Each serving contains

  • Energy

    1535kj
    367kcal
    18%
  • Fat

    18g 26%
  • Saturates

    8g 38%
  • Sugars

    4g 4%
  • Salt

    0.4g 7%

of the reference intake
Carbohydrate 18.2g Protein 31g Fibre 1.3g

Method

  1. Preheat the oven to gas 5, 190°C, fan 170°C. Grease a baking dish. In a large bowl, beat the eggs, milk and mustard. Stir in the bread cubes, three quarters of the soya cheese, the parsley, sea salt and black pepper.
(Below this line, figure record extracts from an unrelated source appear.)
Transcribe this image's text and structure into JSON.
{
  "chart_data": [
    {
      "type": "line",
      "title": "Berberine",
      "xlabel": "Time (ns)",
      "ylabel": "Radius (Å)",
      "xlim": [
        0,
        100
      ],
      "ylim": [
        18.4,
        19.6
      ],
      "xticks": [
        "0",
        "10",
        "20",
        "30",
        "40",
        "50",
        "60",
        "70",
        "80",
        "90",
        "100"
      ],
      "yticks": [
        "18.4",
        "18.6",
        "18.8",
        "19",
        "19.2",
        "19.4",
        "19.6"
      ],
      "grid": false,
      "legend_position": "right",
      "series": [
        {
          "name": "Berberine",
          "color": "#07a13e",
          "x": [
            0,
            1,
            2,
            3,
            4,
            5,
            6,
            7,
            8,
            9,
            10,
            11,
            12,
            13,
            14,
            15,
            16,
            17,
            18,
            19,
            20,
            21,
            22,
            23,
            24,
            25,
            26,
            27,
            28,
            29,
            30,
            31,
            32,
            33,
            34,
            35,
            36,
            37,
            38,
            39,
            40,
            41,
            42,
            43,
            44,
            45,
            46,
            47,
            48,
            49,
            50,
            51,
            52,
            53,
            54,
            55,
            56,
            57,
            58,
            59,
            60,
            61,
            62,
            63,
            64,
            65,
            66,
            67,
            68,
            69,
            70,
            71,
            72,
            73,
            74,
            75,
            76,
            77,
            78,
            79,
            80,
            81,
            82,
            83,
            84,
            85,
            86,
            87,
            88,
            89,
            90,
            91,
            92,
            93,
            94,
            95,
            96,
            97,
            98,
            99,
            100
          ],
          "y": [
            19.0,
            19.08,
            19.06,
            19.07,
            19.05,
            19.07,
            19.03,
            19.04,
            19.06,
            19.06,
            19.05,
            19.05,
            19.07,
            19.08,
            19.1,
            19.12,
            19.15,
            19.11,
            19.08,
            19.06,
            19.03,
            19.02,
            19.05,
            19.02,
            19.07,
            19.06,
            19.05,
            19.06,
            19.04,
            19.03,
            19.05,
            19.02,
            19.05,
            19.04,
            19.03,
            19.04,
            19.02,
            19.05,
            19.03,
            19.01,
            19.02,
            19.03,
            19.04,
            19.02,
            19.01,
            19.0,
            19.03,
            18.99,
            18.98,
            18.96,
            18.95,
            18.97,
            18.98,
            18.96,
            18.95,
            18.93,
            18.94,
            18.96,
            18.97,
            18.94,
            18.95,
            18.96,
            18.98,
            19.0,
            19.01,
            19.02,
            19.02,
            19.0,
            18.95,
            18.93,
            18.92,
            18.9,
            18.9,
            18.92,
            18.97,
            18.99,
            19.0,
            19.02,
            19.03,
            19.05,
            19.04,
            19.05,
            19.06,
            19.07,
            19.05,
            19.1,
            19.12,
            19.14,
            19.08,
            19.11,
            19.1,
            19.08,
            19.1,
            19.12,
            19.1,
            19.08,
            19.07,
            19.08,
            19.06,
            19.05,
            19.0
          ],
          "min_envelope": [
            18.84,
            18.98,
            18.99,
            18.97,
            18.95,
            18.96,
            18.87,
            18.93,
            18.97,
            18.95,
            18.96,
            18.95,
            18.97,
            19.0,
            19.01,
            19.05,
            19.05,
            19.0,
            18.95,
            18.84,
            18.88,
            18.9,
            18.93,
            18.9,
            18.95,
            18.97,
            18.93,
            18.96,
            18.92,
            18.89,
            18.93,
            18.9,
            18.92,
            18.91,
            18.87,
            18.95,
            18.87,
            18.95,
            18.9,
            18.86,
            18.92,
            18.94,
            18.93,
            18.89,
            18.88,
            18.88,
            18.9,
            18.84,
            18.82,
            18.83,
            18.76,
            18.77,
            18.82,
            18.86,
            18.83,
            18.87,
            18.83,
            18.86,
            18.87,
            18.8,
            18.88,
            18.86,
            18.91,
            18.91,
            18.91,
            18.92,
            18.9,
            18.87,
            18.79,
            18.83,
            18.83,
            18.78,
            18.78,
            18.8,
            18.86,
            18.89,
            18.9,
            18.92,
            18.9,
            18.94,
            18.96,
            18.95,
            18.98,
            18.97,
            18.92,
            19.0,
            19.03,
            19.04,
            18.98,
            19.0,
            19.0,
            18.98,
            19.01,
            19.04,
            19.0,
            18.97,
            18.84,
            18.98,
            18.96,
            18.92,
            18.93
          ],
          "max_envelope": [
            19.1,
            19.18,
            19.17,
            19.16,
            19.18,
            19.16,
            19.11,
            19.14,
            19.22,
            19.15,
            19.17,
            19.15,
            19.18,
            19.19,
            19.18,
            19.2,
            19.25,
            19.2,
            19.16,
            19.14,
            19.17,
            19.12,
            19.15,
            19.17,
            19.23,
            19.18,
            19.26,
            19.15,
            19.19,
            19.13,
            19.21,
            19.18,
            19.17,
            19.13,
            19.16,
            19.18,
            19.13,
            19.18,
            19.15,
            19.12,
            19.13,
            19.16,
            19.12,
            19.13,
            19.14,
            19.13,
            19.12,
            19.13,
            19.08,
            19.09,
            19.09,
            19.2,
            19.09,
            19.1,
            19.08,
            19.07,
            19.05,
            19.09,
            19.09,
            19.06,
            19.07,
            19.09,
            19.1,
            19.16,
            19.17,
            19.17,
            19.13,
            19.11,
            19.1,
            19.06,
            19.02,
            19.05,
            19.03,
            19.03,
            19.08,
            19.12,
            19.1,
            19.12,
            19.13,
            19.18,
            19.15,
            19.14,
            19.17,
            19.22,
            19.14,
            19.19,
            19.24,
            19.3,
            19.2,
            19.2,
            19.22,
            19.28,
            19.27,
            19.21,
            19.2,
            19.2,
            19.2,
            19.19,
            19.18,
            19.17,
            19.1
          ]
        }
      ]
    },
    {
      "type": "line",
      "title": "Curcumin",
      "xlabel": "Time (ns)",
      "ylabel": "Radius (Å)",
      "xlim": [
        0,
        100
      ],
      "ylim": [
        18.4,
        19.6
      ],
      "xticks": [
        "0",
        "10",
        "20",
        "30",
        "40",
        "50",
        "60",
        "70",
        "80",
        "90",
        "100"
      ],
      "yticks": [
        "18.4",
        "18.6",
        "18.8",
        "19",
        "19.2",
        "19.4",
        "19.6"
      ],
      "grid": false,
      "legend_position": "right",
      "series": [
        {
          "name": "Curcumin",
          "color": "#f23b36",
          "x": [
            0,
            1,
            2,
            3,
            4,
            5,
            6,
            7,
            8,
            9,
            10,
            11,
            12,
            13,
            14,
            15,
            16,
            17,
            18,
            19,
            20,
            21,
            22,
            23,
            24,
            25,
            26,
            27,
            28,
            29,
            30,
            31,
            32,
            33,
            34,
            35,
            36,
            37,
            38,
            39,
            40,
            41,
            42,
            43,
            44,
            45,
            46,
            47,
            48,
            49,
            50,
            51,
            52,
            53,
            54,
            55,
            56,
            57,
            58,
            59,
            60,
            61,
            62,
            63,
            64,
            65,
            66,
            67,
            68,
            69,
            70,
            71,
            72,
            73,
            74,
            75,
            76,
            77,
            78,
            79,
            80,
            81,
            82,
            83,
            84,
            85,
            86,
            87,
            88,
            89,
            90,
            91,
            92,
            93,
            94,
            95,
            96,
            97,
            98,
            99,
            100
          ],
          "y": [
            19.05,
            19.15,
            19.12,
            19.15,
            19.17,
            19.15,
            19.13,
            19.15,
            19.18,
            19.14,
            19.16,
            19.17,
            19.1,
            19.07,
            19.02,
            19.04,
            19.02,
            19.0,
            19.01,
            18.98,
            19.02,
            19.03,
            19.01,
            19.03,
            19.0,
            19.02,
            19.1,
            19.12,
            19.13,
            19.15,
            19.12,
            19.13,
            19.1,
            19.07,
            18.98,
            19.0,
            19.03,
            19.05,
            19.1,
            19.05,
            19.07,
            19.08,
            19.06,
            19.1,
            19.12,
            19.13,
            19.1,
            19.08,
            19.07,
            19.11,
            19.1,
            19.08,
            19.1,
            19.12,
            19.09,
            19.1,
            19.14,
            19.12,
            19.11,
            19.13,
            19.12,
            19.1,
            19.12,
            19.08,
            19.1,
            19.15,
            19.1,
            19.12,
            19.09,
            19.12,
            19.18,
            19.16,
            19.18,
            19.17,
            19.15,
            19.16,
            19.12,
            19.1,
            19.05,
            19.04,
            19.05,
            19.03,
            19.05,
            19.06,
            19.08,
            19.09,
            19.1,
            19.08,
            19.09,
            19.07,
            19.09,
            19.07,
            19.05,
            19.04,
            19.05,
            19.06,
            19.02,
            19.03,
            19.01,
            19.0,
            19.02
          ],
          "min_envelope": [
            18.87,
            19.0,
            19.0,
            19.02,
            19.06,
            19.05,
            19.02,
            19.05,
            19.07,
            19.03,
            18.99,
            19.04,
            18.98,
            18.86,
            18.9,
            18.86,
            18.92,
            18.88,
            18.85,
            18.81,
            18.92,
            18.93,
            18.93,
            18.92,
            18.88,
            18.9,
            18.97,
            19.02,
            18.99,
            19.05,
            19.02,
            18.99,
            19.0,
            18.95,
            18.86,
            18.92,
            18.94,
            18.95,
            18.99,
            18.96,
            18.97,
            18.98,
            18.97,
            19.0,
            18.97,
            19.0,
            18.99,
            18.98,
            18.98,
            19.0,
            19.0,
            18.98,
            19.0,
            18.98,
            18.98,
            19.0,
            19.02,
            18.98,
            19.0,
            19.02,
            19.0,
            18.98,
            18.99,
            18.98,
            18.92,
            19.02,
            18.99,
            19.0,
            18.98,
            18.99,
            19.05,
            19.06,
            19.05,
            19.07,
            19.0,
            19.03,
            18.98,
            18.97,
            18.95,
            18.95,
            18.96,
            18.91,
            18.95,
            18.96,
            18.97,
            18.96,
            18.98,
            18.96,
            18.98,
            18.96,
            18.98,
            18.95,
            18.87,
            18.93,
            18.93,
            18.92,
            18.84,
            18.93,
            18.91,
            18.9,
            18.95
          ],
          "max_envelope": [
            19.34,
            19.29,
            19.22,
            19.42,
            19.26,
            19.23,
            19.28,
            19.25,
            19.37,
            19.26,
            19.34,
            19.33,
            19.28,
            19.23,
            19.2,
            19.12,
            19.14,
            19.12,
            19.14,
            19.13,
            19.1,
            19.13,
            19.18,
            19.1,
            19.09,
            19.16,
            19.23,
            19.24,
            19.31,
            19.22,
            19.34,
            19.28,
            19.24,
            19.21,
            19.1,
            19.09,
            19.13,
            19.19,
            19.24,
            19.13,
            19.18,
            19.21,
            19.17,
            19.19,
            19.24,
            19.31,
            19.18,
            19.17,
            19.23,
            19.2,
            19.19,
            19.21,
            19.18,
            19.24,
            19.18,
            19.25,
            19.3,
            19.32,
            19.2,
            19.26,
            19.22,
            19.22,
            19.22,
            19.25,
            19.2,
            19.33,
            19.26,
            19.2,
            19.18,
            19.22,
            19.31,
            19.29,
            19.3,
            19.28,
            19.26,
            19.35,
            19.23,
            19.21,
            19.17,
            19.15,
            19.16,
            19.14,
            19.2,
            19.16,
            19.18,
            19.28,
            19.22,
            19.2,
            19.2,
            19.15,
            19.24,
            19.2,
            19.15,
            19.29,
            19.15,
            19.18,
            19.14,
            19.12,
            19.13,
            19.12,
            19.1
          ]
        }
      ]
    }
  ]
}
Leave to stand for 10 minutes.
  2. Heat the olive oil in a large frying pan and brown the chicken for 4-5 minutes, then remove from the pan and drain. Heat the remaining oil and cook the onions for 2 minutes. Add the mushrooms and cook for 2 minutes more, until just starting to soften. Stir in the spinach, until wilted; drain on kitchen paper.
  3. Stir the chicken, onions and mushrooms into the egg and bread mixture, then pour into the prepared baking dish. Sprinkle with the remaining soya cheese and bake for 35-40 minutes until the chicken is cooked through and no pink bits remain. Serve with a mixed salad.